Since Kim is stilled, he can no longer justify or defend the choices and actions of his past, so the main character justifies them by what he knew of Kim according to his own religious beliefs. He turns to religion and the hope it brings in order to escape the reality of death. One’s religion can have a huge influence on how a person comes to terms with the death of another. The main character seems to grab hold of the fact that Kim is "now in a better place" so the grief felt by himself and Kim’s mother will be lessened, rather then referring to an assurance that is imbedded deep in his heart. He appears to turn to religion as the solution and answer to the circumstances of death. The main character is well aware of the difference that beliefs can make, "never underestimate the power that faith in these things [heaven, hell, or even reincarnation] can have for a grieving person" (3). The hope and belief that Kim is in a better place seems to be the solution to dealing with death. The hopes that "Kim must have gone to a great place" (3) and "He must be looking down on us smiling" (3) show little assurance or evidence of firm beliefs, but rather a trick or cover to avoid the sorrow of death. This mirage seems to satisfy the main character as well as Kim’s mother, "she now dreams of Kim and finds comfort. Never does the dream come back with anything bad". Whether Kim actually was, heaven or hell, doesn’t bother the main character because he seems peacefully lost in a sudden religious feeling, death must lead to something better. This is his solution to dealing with the death of a friend.

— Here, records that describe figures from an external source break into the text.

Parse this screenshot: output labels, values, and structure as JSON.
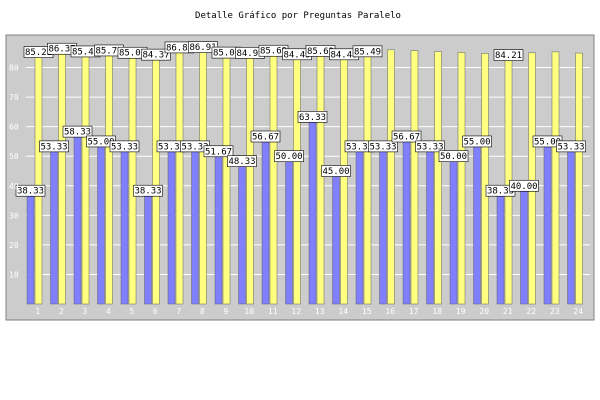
{
  "chart_data": {
    "type": "bar",
    "title": "Detalle Gráfico por Preguntas Paralelo",
    "xlabel": "",
    "ylabel": "",
    "ylim": [
      0,
      90
    ],
    "yticks": [
      10,
      20,
      30,
      40,
      50,
      60,
      70,
      80
    ],
    "grid": true,
    "categories": [
      "1",
      "2",
      "3",
      "4",
      "5",
      "6",
      "7",
      "8",
      "9",
      "10",
      "11",
      "12",
      "13",
      "14",
      "15",
      "16",
      "17",
      "18",
      "19",
      "20",
      "21",
      "22",
      "23",
      "24"
    ],
    "series": [
      {
        "color": "#8080ff",
        "values": [
          38.33,
          53.33,
          58.33,
          55.0,
          53.33,
          38.33,
          53.33,
          53.33,
          51.67,
          48.33,
          56.67,
          50.0,
          63.33,
          45.0,
          53.33,
          53.33,
          56.67,
          53.33,
          50.0,
          55.0,
          38.33,
          40.0,
          55.0,
          53.33
        ],
        "labels": [
          "38.33",
          "53.33",
          "58.33",
          "55.00",
          "53.33",
          "38.33",
          "53.33",
          "53.33",
          "51.67",
          "48.33",
          "56.67",
          "50.00",
          "63.33",
          "45.00",
          "53.33",
          "53.33",
          "56.67",
          "53.33",
          "50.00",
          "55.00",
          "38.33",
          "40.00",
          "55.00",
          "53.33"
        ]
      },
      {
        "color": "#ffff80",
        "values": [
          85.21,
          86.37,
          85.45,
          85.79,
          85.01,
          84.37,
          86.81,
          86.91,
          85.06,
          84.99,
          85.69,
          84.49,
          85.63,
          84.48,
          85.49,
          86.0,
          85.7,
          85.4,
          85.1,
          84.8,
          84.21,
          85.0,
          85.3,
          84.9
        ],
        "labels": [
          "85.21",
          "86.37",
          "85.45",
          "85.79",
          "85.01",
          "84.37",
          "86.81",
          "86.91",
          "85.06",
          "84.99",
          "85.69",
          "84.49",
          "85.63",
          "84.48",
          "85.49",
          "",
          "",
          "",
          "",
          "",
          "84.21",
          "",
          "",
          ""
        ]
      }
    ],
    "colors": {
      "background": "#cccccc",
      "frame": "#808080"
    }
  }
}
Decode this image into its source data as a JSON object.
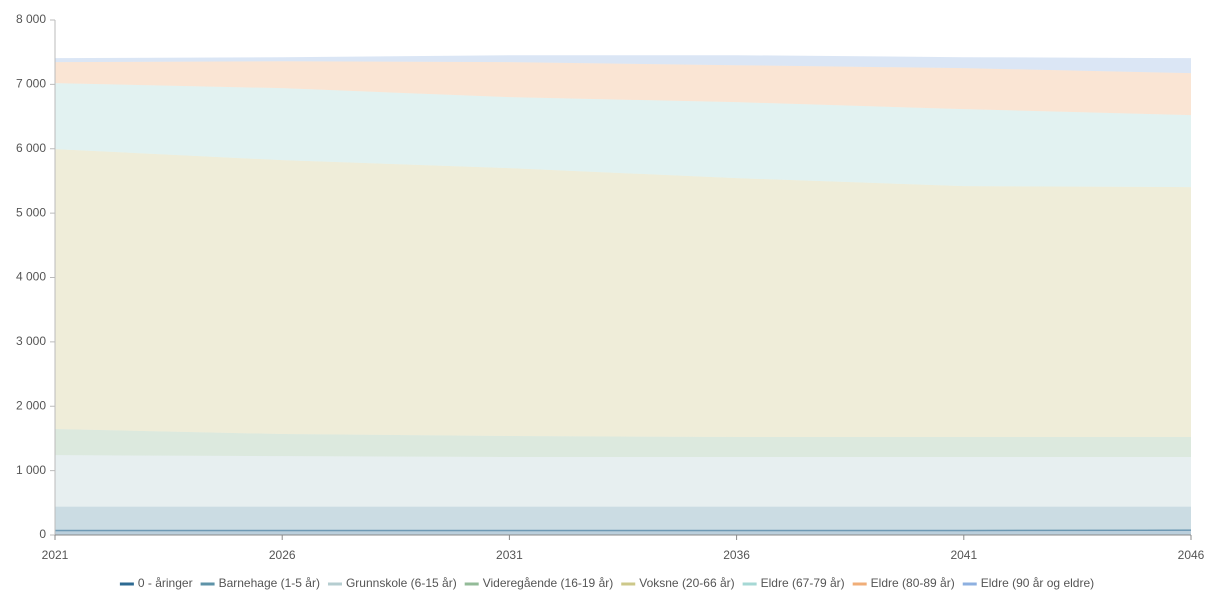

This new found religious hope is used along with the various and powerful aspects of physical touch to comfort the main character’s broken heart. The sense of touch first clues him into the reality of death, then helps him grieve, and finally aids him as he reminisces of Kim’s life. "His hand was cold to the touch" (1) is part of the dagger that drove the fact, Kim was dead, deep into his saddened heart. Since death was confirmed by his own senses he is quick to begin dealing with his emotions and mending the hole left in his own heart. The comfort and support the main character needed was in the form of physical touch. He was met by a long embrace with Kim’s mother, "we hugged for a long time, we both needed it" (1). The support of fellow survivors and mourners was an effective way to fight through the tears. The ability that Kim used to hold for touching people and making them happy also served as a way for the main character to view Kim’s life in a positive light, "Kim touched more people then you can imagine" (2). The main character took comfort in the fact that Kim held "a magical ability to touch those around him" (3) and that those actions he carried out revealed a bright side of Kim’s life on which one could reflect and dwell on instead of focusing on his death itself.

When faced with the tough situation of a friend’s death, the main character is able to escape the misery by turning to a faith that gave hope of a better place, and dwelling on the results of the "magical touch" (3) that Kim possessed. The combination of these two avenues made it possible for the main character to deal with his misery and grief. They gave him the strength to face the stillness and finality that death holds for its victim. Kim was now in a better place, and he had gone there after touching the lives of many here on earth, was the dream that would remain in the mind of the main character as he was forced to go on with his life. Kim’s death had given him the motivation to seek out his own purpose in life and had challenged him to find a way where he could impact others the way Kim had touched him.


















Works Cited


Wiley, Eric. "Life or Death". Tacoma, WA: 2000.